The White House did not immediately respond to requests for comment. But Mr. Trump has made it clear in recent days that he is angry and frustrated about his administration’s inability to gain firmer control of the United States border with Mexico at a time when a large group of Central American migrants has assembled hundreds of miles south and is making its way north.

Mr. Trump has framed the midterm congressional elections in two weeks in part as a referendum on the so-called caravan, which he has blamed on Democrats and portrayed as a dangerous horde ready to invade the United States.

“I am bringing out the military for this National Emergency,” the president said on Twitter on Thursday. “They will be stopped!”

It is not the first time that Mr. Trump has demanded that the military to help secure the southern border. In April, when another such caravan of migrants began making its way northward through Mexico, he called for United States troops to step in and stop the flow, suggesting that he wanted active-duty armed troops to do what immigration authorities could not. Instead, after discussions with Mr. Mattis and others, Mr. Trump requested that hundreds of National Guard personnel be mobilized to serve in support roles.

The active-duty military is generally barred by law from carrying out domestic law enforcement functions, such as apprehending people at the border. Officials said the deployment that Mr. Mattis is expected to sign on Thursday would be legal, however, because the troops would be serving in a support role, rather than performing policing or law enforcement duties themselves.

The military deployment is one plank in a multifaceted effort that senior administration officials have been discussing privately for weeks to try to satisfy the president’s demand to do more to secure the border. Kirstjen M. Nielsen, the Homeland Security secretary, who has briefed Mr. Trump about the caravan as well as data showing a large uptick in the number of apprehensions at the border over the past year, has been leading the effort.
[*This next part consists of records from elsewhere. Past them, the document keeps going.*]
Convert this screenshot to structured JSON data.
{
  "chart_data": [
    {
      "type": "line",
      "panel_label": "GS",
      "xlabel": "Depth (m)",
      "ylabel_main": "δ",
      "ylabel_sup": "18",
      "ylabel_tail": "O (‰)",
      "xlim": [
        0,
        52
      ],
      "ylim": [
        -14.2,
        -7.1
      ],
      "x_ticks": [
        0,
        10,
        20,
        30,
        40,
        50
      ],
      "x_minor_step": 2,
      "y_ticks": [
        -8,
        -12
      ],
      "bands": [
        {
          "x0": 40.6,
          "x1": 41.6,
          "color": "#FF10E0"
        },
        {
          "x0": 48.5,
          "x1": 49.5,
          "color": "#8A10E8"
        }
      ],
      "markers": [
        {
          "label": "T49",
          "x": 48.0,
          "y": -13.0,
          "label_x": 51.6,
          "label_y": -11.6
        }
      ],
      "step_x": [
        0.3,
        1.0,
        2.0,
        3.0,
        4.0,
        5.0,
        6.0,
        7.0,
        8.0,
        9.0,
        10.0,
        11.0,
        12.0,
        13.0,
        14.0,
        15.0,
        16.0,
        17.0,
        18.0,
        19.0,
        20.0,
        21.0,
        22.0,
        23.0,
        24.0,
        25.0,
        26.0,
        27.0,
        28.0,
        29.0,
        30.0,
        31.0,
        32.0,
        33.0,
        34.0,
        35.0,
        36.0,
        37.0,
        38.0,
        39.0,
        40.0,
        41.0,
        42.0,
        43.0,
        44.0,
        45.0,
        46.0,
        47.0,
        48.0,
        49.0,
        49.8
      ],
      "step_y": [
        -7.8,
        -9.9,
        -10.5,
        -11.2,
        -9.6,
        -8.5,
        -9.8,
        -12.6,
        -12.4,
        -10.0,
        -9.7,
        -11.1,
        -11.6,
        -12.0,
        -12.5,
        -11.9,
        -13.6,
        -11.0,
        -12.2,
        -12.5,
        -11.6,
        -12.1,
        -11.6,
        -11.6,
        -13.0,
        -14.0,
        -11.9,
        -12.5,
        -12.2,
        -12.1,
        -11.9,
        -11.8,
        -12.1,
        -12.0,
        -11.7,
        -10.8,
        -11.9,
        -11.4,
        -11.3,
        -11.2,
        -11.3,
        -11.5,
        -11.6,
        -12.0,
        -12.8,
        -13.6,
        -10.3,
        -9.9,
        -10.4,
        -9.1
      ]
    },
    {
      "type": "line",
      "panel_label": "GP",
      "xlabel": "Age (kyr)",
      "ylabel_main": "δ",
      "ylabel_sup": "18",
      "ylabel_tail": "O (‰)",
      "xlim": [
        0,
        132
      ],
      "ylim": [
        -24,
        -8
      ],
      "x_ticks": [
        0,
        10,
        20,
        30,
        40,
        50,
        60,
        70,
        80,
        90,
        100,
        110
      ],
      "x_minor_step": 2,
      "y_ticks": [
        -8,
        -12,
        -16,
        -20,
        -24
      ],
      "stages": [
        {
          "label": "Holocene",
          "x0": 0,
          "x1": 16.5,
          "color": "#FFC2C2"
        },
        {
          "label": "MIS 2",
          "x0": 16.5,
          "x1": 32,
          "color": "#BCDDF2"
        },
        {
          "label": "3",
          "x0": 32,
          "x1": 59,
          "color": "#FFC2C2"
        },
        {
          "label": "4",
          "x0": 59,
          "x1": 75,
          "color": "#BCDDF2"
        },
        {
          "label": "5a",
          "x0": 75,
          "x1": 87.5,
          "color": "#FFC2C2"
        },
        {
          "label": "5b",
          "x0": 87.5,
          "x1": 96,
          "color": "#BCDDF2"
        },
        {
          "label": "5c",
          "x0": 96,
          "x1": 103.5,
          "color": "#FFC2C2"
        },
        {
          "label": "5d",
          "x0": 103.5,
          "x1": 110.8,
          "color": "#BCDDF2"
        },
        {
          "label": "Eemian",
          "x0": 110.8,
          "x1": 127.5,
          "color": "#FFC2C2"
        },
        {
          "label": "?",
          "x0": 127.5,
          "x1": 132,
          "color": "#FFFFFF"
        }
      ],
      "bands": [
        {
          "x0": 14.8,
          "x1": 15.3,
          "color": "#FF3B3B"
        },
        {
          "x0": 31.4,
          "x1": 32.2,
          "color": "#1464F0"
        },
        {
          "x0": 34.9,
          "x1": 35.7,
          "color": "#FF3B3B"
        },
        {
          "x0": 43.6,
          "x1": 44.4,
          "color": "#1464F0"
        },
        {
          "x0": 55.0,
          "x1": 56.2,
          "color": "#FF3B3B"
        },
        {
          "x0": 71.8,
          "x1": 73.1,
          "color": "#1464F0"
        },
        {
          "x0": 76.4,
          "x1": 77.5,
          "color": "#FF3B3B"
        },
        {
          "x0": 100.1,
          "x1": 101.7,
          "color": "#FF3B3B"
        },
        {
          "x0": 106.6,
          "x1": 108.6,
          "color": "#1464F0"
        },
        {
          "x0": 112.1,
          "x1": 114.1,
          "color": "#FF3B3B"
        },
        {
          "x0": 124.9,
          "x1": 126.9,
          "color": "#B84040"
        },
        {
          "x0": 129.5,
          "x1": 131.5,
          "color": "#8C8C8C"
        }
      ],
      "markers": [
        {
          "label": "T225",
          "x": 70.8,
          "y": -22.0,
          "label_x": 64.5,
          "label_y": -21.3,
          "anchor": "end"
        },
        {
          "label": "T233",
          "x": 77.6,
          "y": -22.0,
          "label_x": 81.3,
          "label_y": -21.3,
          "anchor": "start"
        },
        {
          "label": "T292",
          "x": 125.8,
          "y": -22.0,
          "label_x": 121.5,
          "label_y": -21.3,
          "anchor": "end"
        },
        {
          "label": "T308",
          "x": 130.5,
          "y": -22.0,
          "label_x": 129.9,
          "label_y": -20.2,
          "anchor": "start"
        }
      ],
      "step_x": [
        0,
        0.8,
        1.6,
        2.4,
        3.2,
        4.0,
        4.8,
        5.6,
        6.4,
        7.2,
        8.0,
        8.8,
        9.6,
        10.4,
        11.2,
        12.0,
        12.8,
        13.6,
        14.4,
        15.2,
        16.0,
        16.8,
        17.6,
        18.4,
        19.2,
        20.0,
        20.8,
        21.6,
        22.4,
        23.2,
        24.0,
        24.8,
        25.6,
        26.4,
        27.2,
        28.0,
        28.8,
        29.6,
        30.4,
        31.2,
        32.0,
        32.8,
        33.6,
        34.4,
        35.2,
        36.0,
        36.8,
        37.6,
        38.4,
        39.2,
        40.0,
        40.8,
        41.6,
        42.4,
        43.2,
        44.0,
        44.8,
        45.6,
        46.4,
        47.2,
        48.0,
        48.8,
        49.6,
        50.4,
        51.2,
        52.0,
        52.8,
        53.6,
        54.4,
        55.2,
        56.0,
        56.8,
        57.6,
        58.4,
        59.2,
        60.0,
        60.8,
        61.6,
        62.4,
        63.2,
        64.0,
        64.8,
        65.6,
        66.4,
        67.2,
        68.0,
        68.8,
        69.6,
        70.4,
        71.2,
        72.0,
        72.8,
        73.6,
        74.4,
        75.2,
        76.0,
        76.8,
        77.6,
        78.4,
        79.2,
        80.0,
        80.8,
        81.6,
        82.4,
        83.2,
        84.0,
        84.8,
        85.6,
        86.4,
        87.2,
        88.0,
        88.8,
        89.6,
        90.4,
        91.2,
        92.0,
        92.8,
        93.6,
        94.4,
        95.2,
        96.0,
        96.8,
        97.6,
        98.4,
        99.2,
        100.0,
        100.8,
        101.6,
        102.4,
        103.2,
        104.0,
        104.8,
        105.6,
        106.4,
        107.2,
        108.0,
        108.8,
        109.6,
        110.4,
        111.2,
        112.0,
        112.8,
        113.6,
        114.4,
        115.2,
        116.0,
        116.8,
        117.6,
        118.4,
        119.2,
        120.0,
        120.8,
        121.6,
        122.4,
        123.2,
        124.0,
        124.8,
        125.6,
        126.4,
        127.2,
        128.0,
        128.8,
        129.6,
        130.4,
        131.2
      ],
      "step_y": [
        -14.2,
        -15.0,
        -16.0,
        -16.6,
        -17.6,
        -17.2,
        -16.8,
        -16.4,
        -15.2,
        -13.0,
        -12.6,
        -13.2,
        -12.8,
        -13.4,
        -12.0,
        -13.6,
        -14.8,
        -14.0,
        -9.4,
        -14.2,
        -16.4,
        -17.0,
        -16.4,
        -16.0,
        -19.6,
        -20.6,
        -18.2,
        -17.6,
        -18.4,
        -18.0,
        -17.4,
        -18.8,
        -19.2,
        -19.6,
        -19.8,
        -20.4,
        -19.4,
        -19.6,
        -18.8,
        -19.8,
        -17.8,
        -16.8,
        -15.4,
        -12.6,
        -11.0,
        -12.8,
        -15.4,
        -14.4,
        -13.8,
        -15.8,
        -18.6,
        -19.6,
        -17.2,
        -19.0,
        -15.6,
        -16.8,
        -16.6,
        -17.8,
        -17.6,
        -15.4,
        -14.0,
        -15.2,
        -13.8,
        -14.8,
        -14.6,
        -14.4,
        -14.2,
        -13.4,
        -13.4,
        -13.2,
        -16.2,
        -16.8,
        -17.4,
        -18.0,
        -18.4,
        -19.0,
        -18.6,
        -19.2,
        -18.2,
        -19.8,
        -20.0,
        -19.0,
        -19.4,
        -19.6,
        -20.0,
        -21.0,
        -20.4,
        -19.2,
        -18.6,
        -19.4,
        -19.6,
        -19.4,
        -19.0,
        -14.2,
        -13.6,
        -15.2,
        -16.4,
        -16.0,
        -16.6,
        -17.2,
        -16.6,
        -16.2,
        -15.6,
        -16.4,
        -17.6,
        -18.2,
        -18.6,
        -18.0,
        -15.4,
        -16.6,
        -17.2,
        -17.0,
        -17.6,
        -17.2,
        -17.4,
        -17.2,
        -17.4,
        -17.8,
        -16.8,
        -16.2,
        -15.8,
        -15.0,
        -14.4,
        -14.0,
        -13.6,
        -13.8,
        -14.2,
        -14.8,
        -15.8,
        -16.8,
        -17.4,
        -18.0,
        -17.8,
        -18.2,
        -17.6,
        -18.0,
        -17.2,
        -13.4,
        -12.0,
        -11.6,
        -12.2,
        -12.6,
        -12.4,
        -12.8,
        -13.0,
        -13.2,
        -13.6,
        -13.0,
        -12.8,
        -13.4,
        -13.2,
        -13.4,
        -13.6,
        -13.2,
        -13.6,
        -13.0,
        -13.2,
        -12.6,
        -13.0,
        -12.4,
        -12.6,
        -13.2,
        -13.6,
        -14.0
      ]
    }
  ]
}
Other options on the table, according to several officials briefed on the talks who spoke on condition of anonymity because they did not have authorization to describe them, include making it harder for the migrants to claim asylum in the United States. The officials said they believe such a move would deter migrants from making the journey from Central America in the first place.

Also under consideration, two officials said, is a move that Mr. Trump has threatened repeatedly: cutting off aid to the Central American countries whose citizens are among those in the caravan.

Eric Schmitt, Michael D. Shear and Ron Nixon contributed reporting.